How Do I Get More Promo Work?
The answer is simple, yet most people want the “magic diet pill” short cut. Unfortunately, there is no short cut to building your reputation, network, and stockpiling agencies. I can however tell you tips to expand in all three of those areas.
If you are new to the game, your head is most likely spinning with how many agencies are out there. You might be even more lost on how to find them. This is the easiest part, yet, the most time consuming. You need to start by signing up with every single agency you can find. If this is your job you should still be working 40 hours a week. If you have 30 hours of events booked, you should be job searching the other 10.
How to find agencies?
You need to have a plan of attack so you do not waste precious time. Start somewhere like Google or EventSpeak.com. Anytime you find an agency, sign up in their database. Keep a spreadsheet of every agency you create a profile. This will be handy when you move and need to update your address. Then immediately go to Facebook and like their page. This way you get their email blasts, as well as their postings for jobs. It does not hurt to see if they have a Twitter, LinkedIn, or Instagram as well. Once you have liked a few agencies on Facebook, now it’s time to start asking to join Facebook industry groups. Promotional Models is one nationwide group, but they do require you are connected within the industry already. Once you are accepted into these groups use the magnifying glass in the corner, desktop version only, to search your particular area. Never join a group and put your personal agenda on there. Nothing will make you look more unprofessional then asking for work in a public forum. Everyone is there doing the same thing, you need to put in your own leg work.
I will give you my three top choices:
All are owned by excellent people, ran ethically, have experience in the field, and care about their staff.
How do you build your network?
Start by the people around you. Do not ask yourself how they can help you, but rather how you can benefit each other. Asking someone to share all their contacts with you without anything to offer in exchange is like asking someone to hand over all their cash.
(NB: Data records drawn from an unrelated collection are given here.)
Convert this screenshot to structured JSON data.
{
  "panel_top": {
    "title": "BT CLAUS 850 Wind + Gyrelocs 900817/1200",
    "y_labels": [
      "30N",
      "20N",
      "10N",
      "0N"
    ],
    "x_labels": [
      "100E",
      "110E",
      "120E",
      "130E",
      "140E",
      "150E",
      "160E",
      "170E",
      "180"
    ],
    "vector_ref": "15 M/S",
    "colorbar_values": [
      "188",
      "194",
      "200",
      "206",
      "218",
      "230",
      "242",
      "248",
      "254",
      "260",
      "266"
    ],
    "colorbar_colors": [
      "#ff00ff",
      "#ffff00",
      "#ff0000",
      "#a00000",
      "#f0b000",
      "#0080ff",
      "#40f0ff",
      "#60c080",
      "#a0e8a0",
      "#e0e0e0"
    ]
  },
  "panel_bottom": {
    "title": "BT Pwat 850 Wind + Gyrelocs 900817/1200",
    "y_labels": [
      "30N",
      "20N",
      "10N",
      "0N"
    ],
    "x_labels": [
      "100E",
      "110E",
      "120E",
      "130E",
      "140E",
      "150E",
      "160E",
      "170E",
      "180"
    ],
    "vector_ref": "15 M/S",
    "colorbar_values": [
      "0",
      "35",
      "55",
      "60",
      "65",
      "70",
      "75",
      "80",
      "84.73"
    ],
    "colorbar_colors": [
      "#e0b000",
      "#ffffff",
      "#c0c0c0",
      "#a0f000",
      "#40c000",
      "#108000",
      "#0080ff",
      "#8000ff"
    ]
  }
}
It is rude and selfish. The correct way to exchange contacts, notice I said exchange, is on breaks, before or after shift. If you are on company time, but not putting attention to the client at hand, why would someone want to refer you more work?
Another excellent way to network is preparing your travel. Go a day early or stay a day later. Use Google or other agency page to see which companies are in the city you are visiting and ask to visit the office. I have never had an agency say no to this. They will gladly set up 15 minutes up to 2 hours to show you around. This is the best way to make an impression. You are getting an interview without the rigid confines of the phone or Skype. You do not need to show up in a suit, but look business casual. Some will take you to lunch, give local hotspot advice, or just want to hang out. I was even once offered a tour on the spot. Do not waste a work trip by trying to make it a vacation.
Next reach out to the big players in a city. Ask if there is an event marketing meetup any time soon. If not ask if they could help you organize one while you are there. Nothing like breaking bread with someone for them to feel more comfortable referring you. With that being said, watch how you conduct yourself. While this is not working hours, you still need to act professional. Think of every networking event as an informal interview. People are deciding if they can trust putting their name on you. Having to carry you out of a bar does not scream trustworthy. Make sure you play nice in the sandbox. A fellow coworker today can be your manager tomorrow. People go from field to agency to tour and back again in the course of a year, so always conduct yourself professionally. Which leads to your reputation.
How do I build my reputation?
However you act on your own time is your business. But, how you act in every aspect of your life is part of your brand. Since this in independent contractor work you are never entitled to any job. You might be a fantastic worker, but if people do not like you or your personal ethics, you are not getting hired. Look at your overall brand. Does it scream Disney or Jersey Shore? While you think your personal choices should not matter, they do.
From a professional standpoint, make sure you show up on site ready to work 15 minutes before event start time. You need to be in uniform without any personal style choice changes. Bring as little on site as possible. No luggage; yes I’ve seen it happen. Once you arrive, do not stand around twiddling your thumbs. Immediately ask the manager what you can do to help. Do not complain about pay, temperature, uniform, or any other part of the event you agreed to before you arrived. Keep a smile on your face. If you have obsessive compulsive check your phone disorder, keep it put away out of your reach. Do not chew gum, have mints on hand instead. At the end of the shift offer to stay a few minutes to help the manager wrap up; they will not forget that. After everything is wrapped up and if you did all of the above, and only then, can you ask for your manager’s contact info to use them as a referral.
I managed staff for over 7 years, and I will without hesitation give a referral to an outstanding staff member. The best staff stand out within an hour of the event. I believe all managers can attest to the same thing. If you show up late, do not know where to park, get lost in your own city, show up out of uniform, or any other event that requires hand holding, it is hard to back pedal and recover from that point.
Good luck to everyone out there! Happy promoting.